Finisce finalmente un’orribile campagna elettorale per merito di tutti, nessun escluso, segno più che evidente che oramai siamo su pezzi di un relitto che una volta si chiamava democrazia occidentale e che oramai non naviga più. Ci siamo ritrovati in un brodo di citazioni del passato, senza risposte, con claim gettati come fossero simulacri senza riferimento, siamo nel ritornello, senza ricordare la canzone. Mi soffermo su un hashtag che è andato molto forte in questo periodo: #onoioloro. E’ dei cinquestelle. Non mi sono simpatici, mai nascosto, del resto neanche per gli altri ho simpatie, solo che qui non ci si accorge che siamo su un piano pericolo: la creazione del nemico.

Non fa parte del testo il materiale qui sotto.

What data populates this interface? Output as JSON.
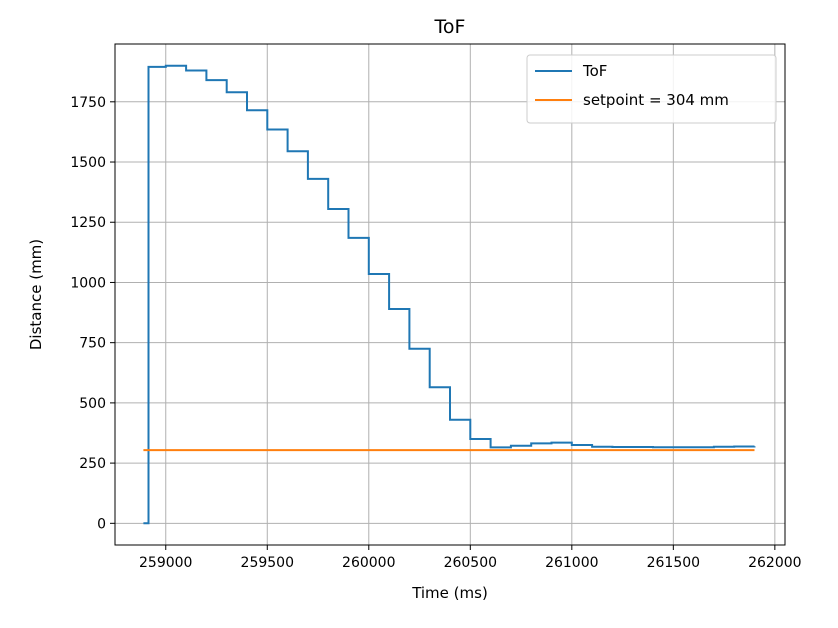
{
  "chart_data": {
    "type": "line",
    "title": "ToF",
    "xlabel": "Time (ms)",
    "ylabel": "Distance (mm)",
    "xlim": [
      258750,
      262050
    ],
    "ylim": [
      -90,
      1990
    ],
    "xticks": [
      259000,
      259500,
      260000,
      260500,
      261000,
      261500,
      262000
    ],
    "yticks": [
      0,
      250,
      500,
      750,
      1000,
      1250,
      1500,
      1750
    ],
    "grid": true,
    "legend_position": "top-right",
    "series": [
      {
        "name": "ToF",
        "color": "#1f77b4",
        "step": true,
        "x": [
          258890,
          258915,
          259000,
          259100,
          259200,
          259300,
          259400,
          259500,
          259600,
          259700,
          259800,
          259900,
          260000,
          260100,
          260200,
          260300,
          260400,
          260500,
          260600,
          260700,
          260800,
          260900,
          261000,
          261100,
          261200,
          261300,
          261400,
          261500,
          261600,
          261700,
          261800,
          261900
        ],
        "y": [
          0,
          1895,
          1900,
          1880,
          1840,
          1790,
          1715,
          1635,
          1545,
          1430,
          1305,
          1185,
          1035,
          890,
          725,
          565,
          430,
          350,
          315,
          322,
          332,
          335,
          325,
          318,
          317,
          317,
          316,
          316,
          316,
          318,
          319,
          320
        ]
      },
      {
        "name": "setpoint = 304 mm",
        "color": "#ff7f0e",
        "x": [
          258890,
          261900
        ],
        "y": [
          304,
          304
        ]
      }
    ]
  }
}
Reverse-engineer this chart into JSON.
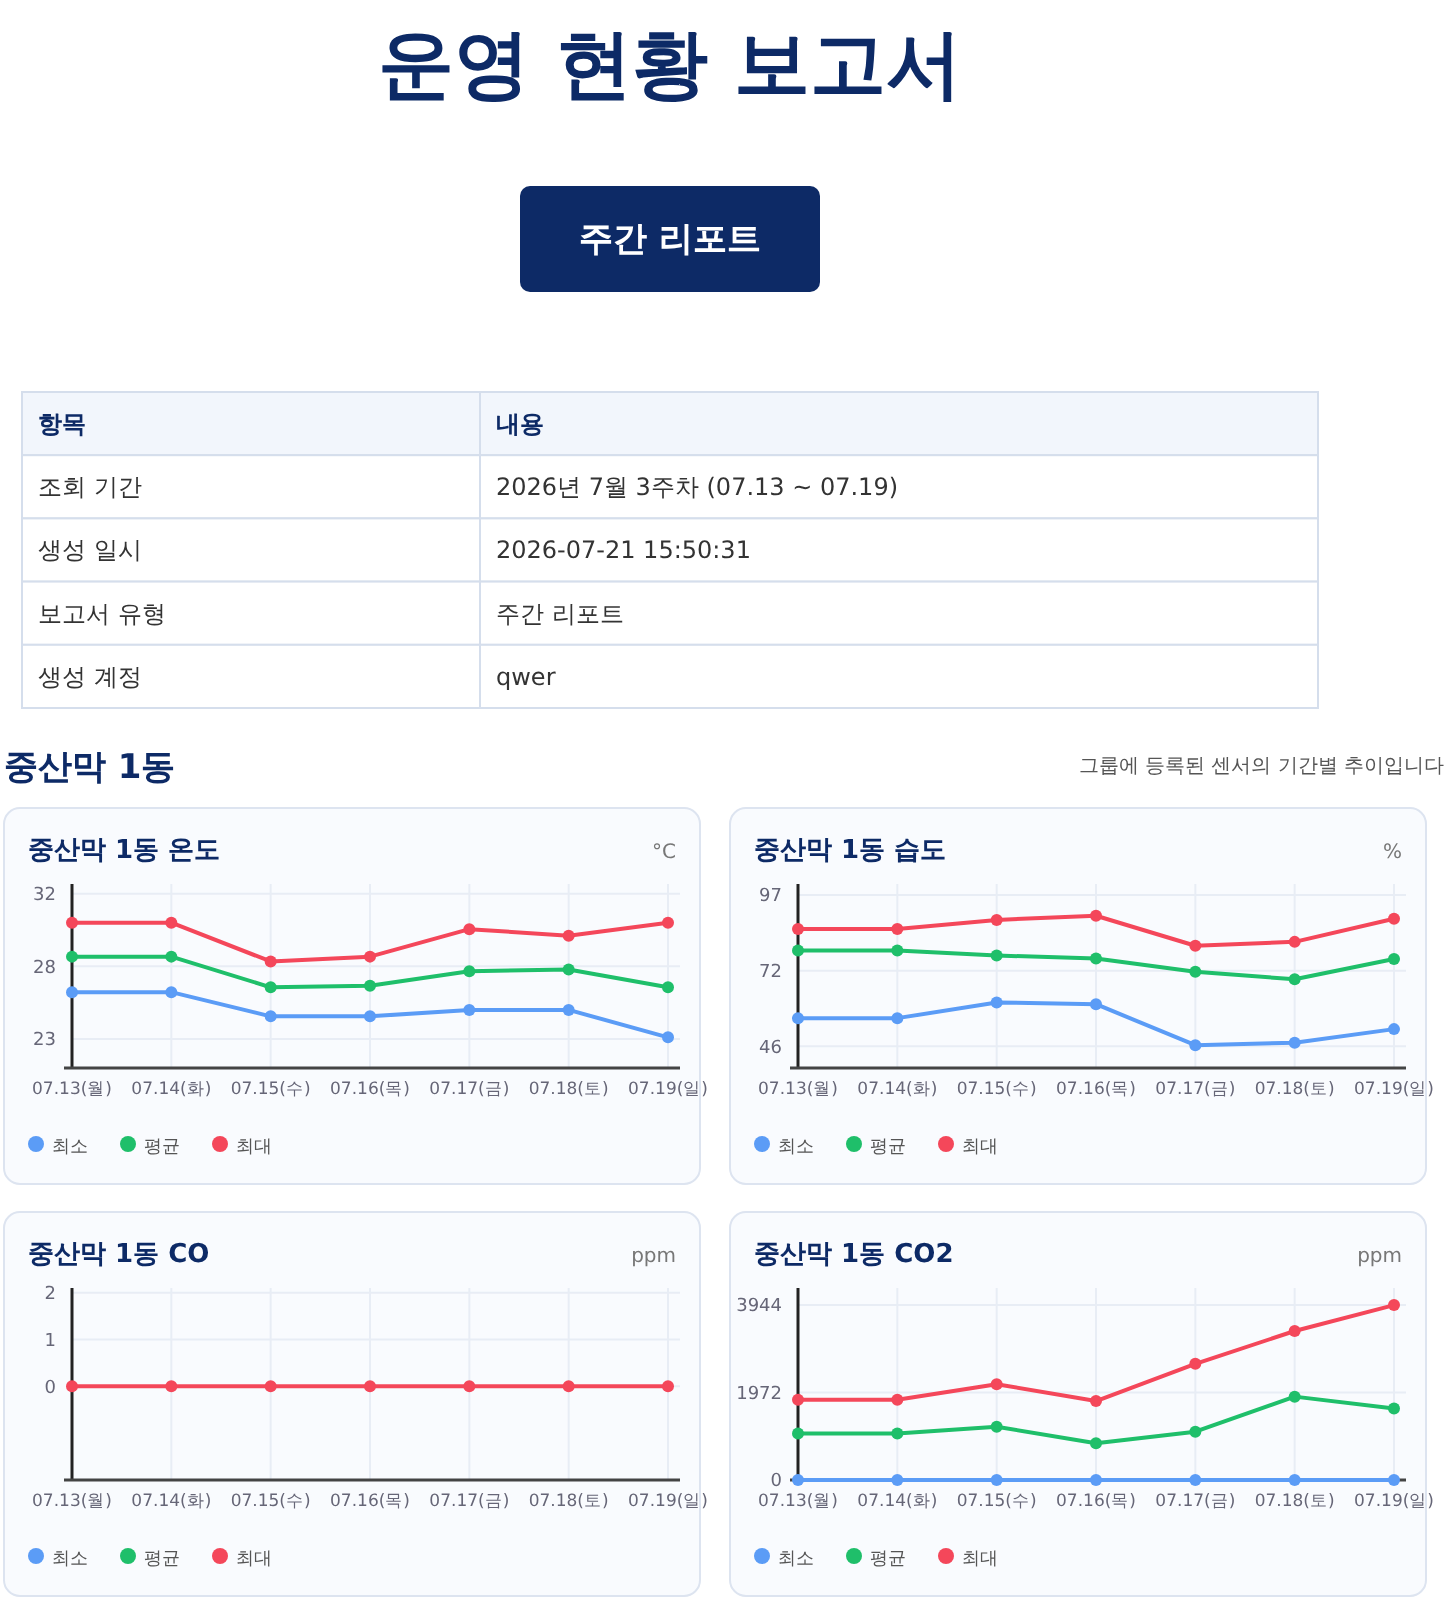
{
  "chart_data": [
    {
      "type": "other",
      "title": "운영 현황 보고서",
      "subtitle": "주간 리포트",
      "annotations": [
        "항목",
        "내용",
        "조회 기간",
        "2026년 7월 3주차 (07.13 ~ 07.19)",
        "생성 일시",
        "2026-07-21 15:50:31",
        "보고서 유형",
        "주간 리포트",
        "생성 계정",
        "qwer",
        "중산막 1동",
        "그룹에 등록된 센서의 기간별 추이입니다"
      ]
    },
    {
      "type": "line",
      "title": "중산막 1동 온도",
      "ylabel": "°C",
      "categories": [
        "07.13(월)",
        "07.14(화)",
        "07.15(수)",
        "07.16(목)",
        "07.17(금)",
        "07.18(토)",
        "07.19(일)"
      ],
      "ylim": [
        21.6,
        33
      ],
      "yticks": [
        {
          "value": 23.4,
          "label": "23"
        },
        {
          "value": 27.9,
          "label": "28"
        },
        {
          "value": 32.4,
          "label": "32"
        }
      ],
      "grid": true,
      "legend": "bottom left",
      "marker": "circle",
      "line_style": "solid",
      "series": [
        {
          "name": "최소",
          "color": "#5b9cf6",
          "values": [
            26.3,
            26.3,
            24.8,
            24.8,
            25.2,
            25.2,
            23.5
          ]
        },
        {
          "name": "평균",
          "color": "#1fbf6a",
          "values": [
            28.5,
            28.5,
            26.6,
            26.7,
            27.6,
            27.7,
            26.6
          ]
        },
        {
          "name": "최대",
          "color": "#f4475a",
          "values": [
            30.6,
            30.6,
            28.2,
            28.5,
            30.2,
            29.8,
            30.6
          ]
        }
      ]
    },
    {
      "type": "line",
      "title": "중산막 1동 습도",
      "ylabel": "%",
      "categories": [
        "07.13(월)",
        "07.14(화)",
        "07.15(수)",
        "07.16(목)",
        "07.17(금)",
        "07.18(토)",
        "07.19(일)"
      ],
      "ylim": [
        39,
        101
      ],
      "yticks": [
        {
          "value": 46.3,
          "label": "46"
        },
        {
          "value": 71.8,
          "label": "72"
        },
        {
          "value": 97.3,
          "label": "97"
        }
      ],
      "grid": true,
      "legend": "bottom left",
      "marker": "circle",
      "line_style": "solid",
      "series": [
        {
          "name": "최소",
          "color": "#5b9cf6",
          "values": [
            55.8,
            55.8,
            61.1,
            60.5,
            46.7,
            47.5,
            52.1
          ]
        },
        {
          "name": "평균",
          "color": "#1fbf6a",
          "values": [
            78.6,
            78.6,
            76.9,
            75.9,
            71.4,
            68.9,
            75.7
          ]
        },
        {
          "name": "최대",
          "color": "#f4475a",
          "values": [
            85.8,
            85.8,
            88.9,
            90.3,
            80.2,
            81.5,
            89.3
          ]
        }
      ]
    },
    {
      "type": "line",
      "title": "중산막 1동 CO",
      "ylabel": "ppm",
      "categories": [
        "07.13(월)",
        "07.14(화)",
        "07.15(수)",
        "07.16(목)",
        "07.17(금)",
        "07.18(토)",
        "07.19(일)"
      ],
      "ylim": [
        -2,
        2.1
      ],
      "yticks": [
        0,
        1,
        2
      ],
      "grid": true,
      "legend": "bottom left",
      "marker": "circle",
      "line_style": "solid",
      "series": [
        {
          "name": "최소",
          "color": "#5b9cf6",
          "values": [
            null,
            null,
            null,
            null,
            null,
            null,
            null
          ]
        },
        {
          "name": "평균",
          "color": "#1fbf6a",
          "values": [
            null,
            null,
            null,
            null,
            null,
            null,
            null
          ]
        },
        {
          "name": "최대",
          "color": "#f4475a",
          "values": [
            0,
            0,
            0,
            0,
            0,
            0,
            0
          ]
        }
      ]
    },
    {
      "type": "line",
      "title": "중산막 1동 CO2",
      "ylabel": "ppm",
      "categories": [
        "07.13(월)",
        "07.14(화)",
        "07.15(수)",
        "07.16(목)",
        "07.17(금)",
        "07.18(토)",
        "07.19(일)"
      ],
      "ylim": [
        0,
        4330
      ],
      "yticks": [
        0,
        1972,
        3944
      ],
      "grid": true,
      "legend": "bottom left",
      "marker": "circle",
      "line_style": "solid",
      "series": [
        {
          "name": "최소",
          "color": "#5b9cf6",
          "values": [
            0,
            0,
            0,
            0,
            0,
            0,
            0
          ]
        },
        {
          "name": "평균",
          "color": "#1fbf6a",
          "values": [
            1050,
            1050,
            1200,
            830,
            1090,
            1880,
            1610
          ]
        },
        {
          "name": "최대",
          "color": "#f4475a",
          "values": [
            1810,
            1810,
            2160,
            1780,
            2620,
            3360,
            3944
          ]
        }
      ]
    }
  ]
}
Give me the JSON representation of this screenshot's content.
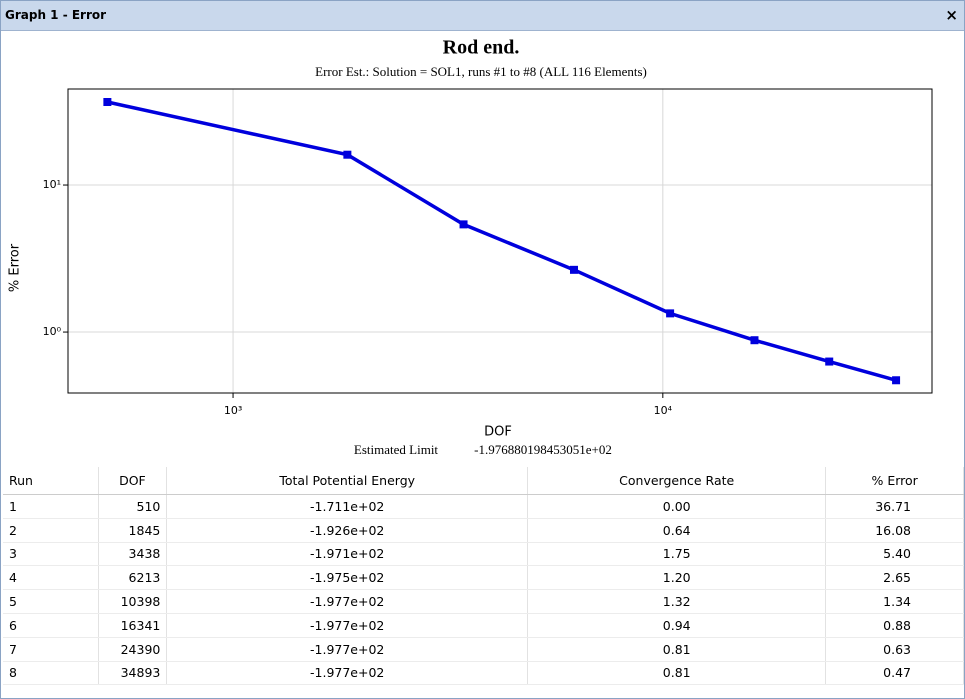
{
  "window": {
    "title": "Graph 1 - Error",
    "close": "×"
  },
  "chart_data": {
    "type": "line",
    "title": "Rod end.",
    "subtitle": "Error Est.: Solution = SOL1, runs #1 to #8 (ALL 116 Elements)",
    "x_label": "DOF",
    "y_label": "% Error",
    "x": [
      510,
      1845,
      3438,
      6213,
      10398,
      16341,
      24390,
      34893
    ],
    "series": [
      {
        "color": "#0000dd",
        "values": [
          36.71,
          16.08,
          5.4,
          2.65,
          1.34,
          0.88,
          0.63,
          0.47
        ]
      }
    ],
    "xlim": [
      413,
      42300
    ],
    "ylim": [
      0.385,
      45
    ],
    "xticks": [
      {
        "value": 1000,
        "label": "10³"
      },
      {
        "value": 10000,
        "label": "10⁴"
      }
    ],
    "yticks": [
      {
        "value": 1,
        "label": "10⁰"
      },
      {
        "value": 10,
        "label": "10¹"
      }
    ],
    "xscale": "log",
    "yscale": "log",
    "grid": true,
    "estimated_limit": {
      "label": "Estimated Limit",
      "value": "-1.976880198453051e+02"
    }
  },
  "table": {
    "columns": [
      "Run",
      "DOF",
      "Total Potential Energy",
      "Convergence Rate",
      "% Error"
    ],
    "rows": [
      [
        "1",
        "510",
        "-1.711e+02",
        "0.00",
        "36.71"
      ],
      [
        "2",
        "1845",
        "-1.926e+02",
        "0.64",
        "16.08"
      ],
      [
        "3",
        "3438",
        "-1.971e+02",
        "1.75",
        "5.40"
      ],
      [
        "4",
        "6213",
        "-1.975e+02",
        "1.20",
        "2.65"
      ],
      [
        "5",
        "10398",
        "-1.977e+02",
        "1.32",
        "1.34"
      ],
      [
        "6",
        "16341",
        "-1.977e+02",
        "0.94",
        "0.88"
      ],
      [
        "7",
        "24390",
        "-1.977e+02",
        "0.81",
        "0.63"
      ],
      [
        "8",
        "34893",
        "-1.977e+02",
        "0.81",
        "0.47"
      ]
    ]
  }
}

Chi sarebbero i noi? Chi sarebbero i loro? Ci sono due schieramenti divisi? E da cosa? Non m’interessa il loro programma elettorale, anche perché è già stato dimostrato che è inutile, non sarà il parlamento europeo a farci uscire dall’euro, né a rivedere il fiscal compact, non ha poteri in merito. M’interessa sapere se io sono “noi” o sono “loro” e su che basa, perché io non mi sento né l’uno né l’altro. La verità è che mi sento altro, come le singole persone. Questa corsa ad un’identità da truppa, da gruppo forte, mi fa pensare che davvero non si è imparato molto dai fatti della storia, proprio oggi che sono 22 anni dalla strage di Capaci.
Le pagine meno gloriose del nostro passato sarebbero le più istruttive se solo accettassimo di leggerle per intero, scrive Todorov, filosofo bulgaro, e noi, come cittadini, come popolo, come italiani, non l’abbiamo fatto. Né lo facciamo. Non c’interessa il confronto, o meglio non a tutti, meglio il capro espiatorio. Più facile, più diretto, si vinca o si perda, almeno sappiamo tutti chi è il nemico, chi è quello che ci ha resi più poveri, ma soprattutto molto più miseri.
Si rispolverano slogan sulla tecnologia, come arma di liberazione, come grimaldello di una rivoluzione che non c’è stata – sarebbe bello indagare sui perché – ma sempre Todorov scrive: Il progresso tecnologico non comporta una superiorità sul piano dei valori morali e sociali (né una condizione di inferiorità). Eppure la trasparenza si può ottenere senza tecnologia. Però abbiamo bisogno di un culto, di una religio, di qualsiasi cosa che ci unisca, anche se poi non la sentiamo del tutto nostra. Abbiamo bisogno di un’identità di gruppo perché non riconosciamo più ciò che siamo, questo non solo nel nostro paese, ma in tutto l’Occidente. Su questa morte del pensiero come l’abbiamo conosciuto e studiato, stiamo scegliendo le soluzioni più facili e più deleterie, anzi le non-soluzioni.
Capisco che sia necessario un viaggio lungo e insidioso, ma preferisco provarci e partire da una citazione di Focault: Forse oggi l’obiettivo principale non è di scoprire che cosa siamo, ma piuttosto di rifiutare quello che siamo. Dobbiamo immaginare e costruire ciò che potremmo diventare.
Siamo diventati zombie, adesso rendiamoci conto e proviamo a immaginarci altro.